Estas declarações são especialmente preocupantes, não apenas pela realidade que retratam, até porque quem vive na região conhece a crescente disfuncionalidade do SNS, mas pelo modo como a ministra revela o processo de tomada de decisões e o seu papel de mera comunicadora pública de soluções que a transcendem e nem sequer parece compreender. 

No fundo, ela considera-se penalizada porque assumiu politicamente uma solução que lhe garantiram que funcionaria e nem percebe porque foi “desfeita”. A afirmação de que “nada nos garante que aquilo que nos garantem que vai acontecer, acontece” é um auto-atestado de incompetência acerca da área que tutela, porque revela que foi incapaz de avaliar se o que lhe foi apresentado era credível ou realizável. Apenas acreditou que sim, porque alguém lhe garantiu que funcionaria. Mas quem lhe garantiu isso? E, já agora, para que serve uma governante, se o seu papel é apenas o de “assumir politicamente” o que outros definiram? 
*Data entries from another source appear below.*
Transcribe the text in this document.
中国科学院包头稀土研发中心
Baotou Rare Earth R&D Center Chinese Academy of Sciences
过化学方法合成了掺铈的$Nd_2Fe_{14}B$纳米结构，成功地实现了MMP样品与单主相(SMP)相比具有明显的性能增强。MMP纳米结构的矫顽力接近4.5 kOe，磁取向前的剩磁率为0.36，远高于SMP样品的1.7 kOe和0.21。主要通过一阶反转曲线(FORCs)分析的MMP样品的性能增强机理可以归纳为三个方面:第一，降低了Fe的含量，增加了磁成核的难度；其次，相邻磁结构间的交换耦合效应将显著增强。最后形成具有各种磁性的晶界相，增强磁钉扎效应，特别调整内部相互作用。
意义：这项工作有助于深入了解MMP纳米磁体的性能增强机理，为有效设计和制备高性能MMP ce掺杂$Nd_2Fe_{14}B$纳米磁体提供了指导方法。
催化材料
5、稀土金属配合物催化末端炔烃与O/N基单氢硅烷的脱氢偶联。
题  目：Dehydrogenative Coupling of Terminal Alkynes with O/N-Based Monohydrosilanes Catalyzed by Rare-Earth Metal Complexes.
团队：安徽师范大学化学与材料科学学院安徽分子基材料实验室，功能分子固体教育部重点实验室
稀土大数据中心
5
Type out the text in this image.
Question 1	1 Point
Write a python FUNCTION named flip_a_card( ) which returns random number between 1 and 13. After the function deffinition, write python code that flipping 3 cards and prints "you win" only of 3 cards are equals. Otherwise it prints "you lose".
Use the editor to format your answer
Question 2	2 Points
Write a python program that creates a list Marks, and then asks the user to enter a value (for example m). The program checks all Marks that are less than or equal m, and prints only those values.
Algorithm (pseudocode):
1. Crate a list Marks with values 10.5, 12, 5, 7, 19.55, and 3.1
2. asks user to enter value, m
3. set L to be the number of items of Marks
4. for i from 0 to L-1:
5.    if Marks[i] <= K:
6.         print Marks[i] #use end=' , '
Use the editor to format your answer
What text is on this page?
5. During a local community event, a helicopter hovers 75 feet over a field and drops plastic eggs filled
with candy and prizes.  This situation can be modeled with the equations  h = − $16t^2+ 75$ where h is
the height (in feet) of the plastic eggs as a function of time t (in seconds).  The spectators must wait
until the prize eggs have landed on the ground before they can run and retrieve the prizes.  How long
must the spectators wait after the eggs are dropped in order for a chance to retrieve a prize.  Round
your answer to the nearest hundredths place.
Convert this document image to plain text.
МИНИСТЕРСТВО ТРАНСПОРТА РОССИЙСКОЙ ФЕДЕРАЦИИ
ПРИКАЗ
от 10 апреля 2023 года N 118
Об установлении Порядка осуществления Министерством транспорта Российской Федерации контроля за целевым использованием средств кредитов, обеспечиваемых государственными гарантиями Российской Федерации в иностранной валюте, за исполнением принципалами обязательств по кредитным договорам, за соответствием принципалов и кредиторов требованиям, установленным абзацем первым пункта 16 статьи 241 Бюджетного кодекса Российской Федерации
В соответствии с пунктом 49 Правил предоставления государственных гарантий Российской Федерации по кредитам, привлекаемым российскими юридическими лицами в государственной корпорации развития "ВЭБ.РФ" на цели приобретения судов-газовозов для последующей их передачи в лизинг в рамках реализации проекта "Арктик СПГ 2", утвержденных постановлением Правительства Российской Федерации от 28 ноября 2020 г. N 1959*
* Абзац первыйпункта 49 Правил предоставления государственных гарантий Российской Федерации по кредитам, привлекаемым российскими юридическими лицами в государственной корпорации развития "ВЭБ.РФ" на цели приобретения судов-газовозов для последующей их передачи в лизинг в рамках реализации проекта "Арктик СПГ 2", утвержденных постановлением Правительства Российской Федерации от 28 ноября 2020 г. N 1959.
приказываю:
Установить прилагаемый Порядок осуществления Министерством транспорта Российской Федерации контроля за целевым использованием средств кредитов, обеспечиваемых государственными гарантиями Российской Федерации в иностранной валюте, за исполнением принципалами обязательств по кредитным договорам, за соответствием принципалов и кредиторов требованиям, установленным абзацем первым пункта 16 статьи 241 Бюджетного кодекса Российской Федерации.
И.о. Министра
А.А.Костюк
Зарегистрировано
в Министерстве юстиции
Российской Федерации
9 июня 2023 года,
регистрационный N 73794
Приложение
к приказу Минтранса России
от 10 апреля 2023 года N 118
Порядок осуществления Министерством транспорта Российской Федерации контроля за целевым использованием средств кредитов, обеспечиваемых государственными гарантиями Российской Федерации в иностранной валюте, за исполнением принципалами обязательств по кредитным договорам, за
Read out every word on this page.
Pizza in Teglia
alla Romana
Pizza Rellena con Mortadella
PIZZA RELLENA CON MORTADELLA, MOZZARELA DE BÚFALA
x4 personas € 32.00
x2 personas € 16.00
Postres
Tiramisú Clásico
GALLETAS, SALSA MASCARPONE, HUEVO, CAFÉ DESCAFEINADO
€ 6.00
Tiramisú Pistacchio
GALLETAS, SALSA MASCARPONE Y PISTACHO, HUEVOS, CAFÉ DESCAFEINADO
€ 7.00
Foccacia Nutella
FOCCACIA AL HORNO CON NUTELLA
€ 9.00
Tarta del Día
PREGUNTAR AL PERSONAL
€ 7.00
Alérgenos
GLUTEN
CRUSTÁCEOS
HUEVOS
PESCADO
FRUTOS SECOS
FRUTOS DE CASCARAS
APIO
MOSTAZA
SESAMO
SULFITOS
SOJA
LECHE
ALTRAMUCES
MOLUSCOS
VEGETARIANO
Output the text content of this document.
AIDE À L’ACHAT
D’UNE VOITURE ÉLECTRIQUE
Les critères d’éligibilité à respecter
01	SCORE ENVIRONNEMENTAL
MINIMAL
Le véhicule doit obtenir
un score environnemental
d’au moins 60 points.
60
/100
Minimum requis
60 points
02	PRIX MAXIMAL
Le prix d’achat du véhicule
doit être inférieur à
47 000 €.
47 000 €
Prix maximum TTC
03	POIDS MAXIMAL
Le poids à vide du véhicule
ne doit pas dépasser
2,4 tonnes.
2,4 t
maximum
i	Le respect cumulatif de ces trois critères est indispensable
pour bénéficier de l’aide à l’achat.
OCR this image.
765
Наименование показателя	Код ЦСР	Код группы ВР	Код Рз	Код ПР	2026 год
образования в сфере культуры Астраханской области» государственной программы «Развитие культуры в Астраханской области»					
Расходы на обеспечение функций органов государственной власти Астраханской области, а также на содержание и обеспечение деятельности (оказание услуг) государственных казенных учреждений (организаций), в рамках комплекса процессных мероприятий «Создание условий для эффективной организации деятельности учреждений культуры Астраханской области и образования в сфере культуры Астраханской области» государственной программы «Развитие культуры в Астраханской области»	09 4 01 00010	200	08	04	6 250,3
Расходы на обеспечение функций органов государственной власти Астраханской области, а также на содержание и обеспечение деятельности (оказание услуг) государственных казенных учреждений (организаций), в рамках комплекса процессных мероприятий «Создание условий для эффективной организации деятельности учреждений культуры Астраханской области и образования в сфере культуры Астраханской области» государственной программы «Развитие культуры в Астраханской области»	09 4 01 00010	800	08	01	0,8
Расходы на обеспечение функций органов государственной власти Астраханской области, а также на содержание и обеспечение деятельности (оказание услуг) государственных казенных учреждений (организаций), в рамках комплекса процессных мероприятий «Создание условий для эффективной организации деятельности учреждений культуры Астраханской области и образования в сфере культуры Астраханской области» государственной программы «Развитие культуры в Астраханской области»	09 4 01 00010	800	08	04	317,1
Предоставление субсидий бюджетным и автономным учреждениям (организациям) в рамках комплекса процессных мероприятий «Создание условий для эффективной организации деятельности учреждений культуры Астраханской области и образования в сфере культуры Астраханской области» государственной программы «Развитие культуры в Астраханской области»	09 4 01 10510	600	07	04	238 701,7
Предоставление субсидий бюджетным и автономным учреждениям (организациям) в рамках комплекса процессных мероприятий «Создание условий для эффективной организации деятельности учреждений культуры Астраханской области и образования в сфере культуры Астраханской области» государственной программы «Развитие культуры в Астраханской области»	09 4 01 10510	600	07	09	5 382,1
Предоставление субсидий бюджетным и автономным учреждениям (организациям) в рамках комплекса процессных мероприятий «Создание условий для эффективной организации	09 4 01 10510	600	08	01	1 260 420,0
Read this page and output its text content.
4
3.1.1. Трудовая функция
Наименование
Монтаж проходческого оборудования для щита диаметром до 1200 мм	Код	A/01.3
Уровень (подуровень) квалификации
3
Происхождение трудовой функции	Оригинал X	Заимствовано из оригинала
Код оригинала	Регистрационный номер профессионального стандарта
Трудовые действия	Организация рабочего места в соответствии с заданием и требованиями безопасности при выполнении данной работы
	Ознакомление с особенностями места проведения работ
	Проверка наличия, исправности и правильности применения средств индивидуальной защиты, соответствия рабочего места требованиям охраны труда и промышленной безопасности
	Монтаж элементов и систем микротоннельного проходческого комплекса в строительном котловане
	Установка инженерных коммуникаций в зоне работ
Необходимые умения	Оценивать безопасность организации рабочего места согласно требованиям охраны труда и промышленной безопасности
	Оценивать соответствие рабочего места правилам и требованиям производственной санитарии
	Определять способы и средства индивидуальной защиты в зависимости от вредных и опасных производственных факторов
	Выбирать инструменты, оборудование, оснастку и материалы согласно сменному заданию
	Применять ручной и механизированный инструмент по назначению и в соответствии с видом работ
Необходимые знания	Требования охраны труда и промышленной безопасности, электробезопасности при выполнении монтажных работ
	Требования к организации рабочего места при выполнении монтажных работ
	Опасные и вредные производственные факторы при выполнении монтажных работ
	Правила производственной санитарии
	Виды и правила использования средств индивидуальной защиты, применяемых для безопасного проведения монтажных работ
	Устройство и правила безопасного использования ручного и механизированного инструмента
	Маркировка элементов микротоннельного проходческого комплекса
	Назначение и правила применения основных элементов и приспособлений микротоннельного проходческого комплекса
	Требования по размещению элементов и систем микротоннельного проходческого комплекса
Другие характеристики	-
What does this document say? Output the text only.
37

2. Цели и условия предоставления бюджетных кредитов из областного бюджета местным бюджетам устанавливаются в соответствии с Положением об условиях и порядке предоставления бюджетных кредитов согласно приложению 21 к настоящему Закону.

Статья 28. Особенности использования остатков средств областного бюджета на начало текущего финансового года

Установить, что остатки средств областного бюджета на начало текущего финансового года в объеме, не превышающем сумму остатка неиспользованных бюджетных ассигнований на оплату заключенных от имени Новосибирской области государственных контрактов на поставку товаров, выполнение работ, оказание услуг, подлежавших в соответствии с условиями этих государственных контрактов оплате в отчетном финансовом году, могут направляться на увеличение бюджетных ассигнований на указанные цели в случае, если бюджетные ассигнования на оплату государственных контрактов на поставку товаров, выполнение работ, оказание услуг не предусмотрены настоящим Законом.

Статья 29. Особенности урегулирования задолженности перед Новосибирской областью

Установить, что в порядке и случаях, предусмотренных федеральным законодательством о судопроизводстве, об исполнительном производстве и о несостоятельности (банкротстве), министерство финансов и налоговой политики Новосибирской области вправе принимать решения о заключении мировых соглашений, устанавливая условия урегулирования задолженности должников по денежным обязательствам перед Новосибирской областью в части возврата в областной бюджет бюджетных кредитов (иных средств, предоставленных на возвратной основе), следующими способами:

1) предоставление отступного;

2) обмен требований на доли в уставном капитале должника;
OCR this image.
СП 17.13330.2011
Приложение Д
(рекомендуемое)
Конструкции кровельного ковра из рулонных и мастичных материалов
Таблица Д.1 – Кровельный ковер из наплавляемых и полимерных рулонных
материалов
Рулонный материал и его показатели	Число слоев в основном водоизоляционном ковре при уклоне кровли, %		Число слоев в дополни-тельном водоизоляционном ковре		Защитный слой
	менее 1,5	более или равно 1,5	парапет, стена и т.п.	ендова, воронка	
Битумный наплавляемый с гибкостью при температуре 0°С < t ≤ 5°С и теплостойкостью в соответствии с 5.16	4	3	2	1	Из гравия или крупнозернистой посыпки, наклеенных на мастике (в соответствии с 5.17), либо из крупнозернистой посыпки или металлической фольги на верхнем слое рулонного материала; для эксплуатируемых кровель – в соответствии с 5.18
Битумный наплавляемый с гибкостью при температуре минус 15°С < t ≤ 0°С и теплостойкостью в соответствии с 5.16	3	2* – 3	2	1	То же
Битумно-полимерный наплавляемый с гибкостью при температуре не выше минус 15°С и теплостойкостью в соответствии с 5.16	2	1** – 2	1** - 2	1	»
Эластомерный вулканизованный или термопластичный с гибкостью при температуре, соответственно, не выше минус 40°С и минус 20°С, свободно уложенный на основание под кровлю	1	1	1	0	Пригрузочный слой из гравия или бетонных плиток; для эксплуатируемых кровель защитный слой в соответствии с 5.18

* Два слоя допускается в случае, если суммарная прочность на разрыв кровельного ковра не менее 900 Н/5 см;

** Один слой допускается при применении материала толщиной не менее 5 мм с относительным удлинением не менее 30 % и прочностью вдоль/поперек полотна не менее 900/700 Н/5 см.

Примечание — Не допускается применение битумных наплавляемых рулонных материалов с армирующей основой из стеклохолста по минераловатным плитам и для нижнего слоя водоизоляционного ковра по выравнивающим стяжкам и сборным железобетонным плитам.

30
De certo modo é como com a Educação, sem as consequências letais de curto prazo, para a Saúde Pública. Alguém convenceu o ministro a assumir uma “solução” que levaria à colocação de professores em 98-99% das escolas, o que é algo que só alguém com um enorme desconhecimento do terreno pode tomar como verdadeiro. Será que acha que é por acelerar o processo de contratação de professores que eles brotam onde não existem? Do mesmo modo, foi convencido a assumir uma “reforma” da orgânica do ministério que outros delinearam e cujas consequências práticas ele dá toda a sensação de desconhecer. A seu favor tem algo que a ministra da Saúde não tem… a relativa acalmia causada pela recuperação do tempo de serviço, mas, no essencial, é outr@ governante que assumiu “soluções” que lhe foram apresentadas como garantidas e não o são. 

Claro que a questão que se coloca é… afinal, quem é que anda a vender “soluções” a estes governantes? E a segunda questão é… porque temos governantes que “assumem soluções” em vez de tomarem decisões com base nos seus conhecimentos, na sua competência técnica e na sua capacidade política? Ou, resumindo, quem é que, afinal, nos anda a (des)governar? 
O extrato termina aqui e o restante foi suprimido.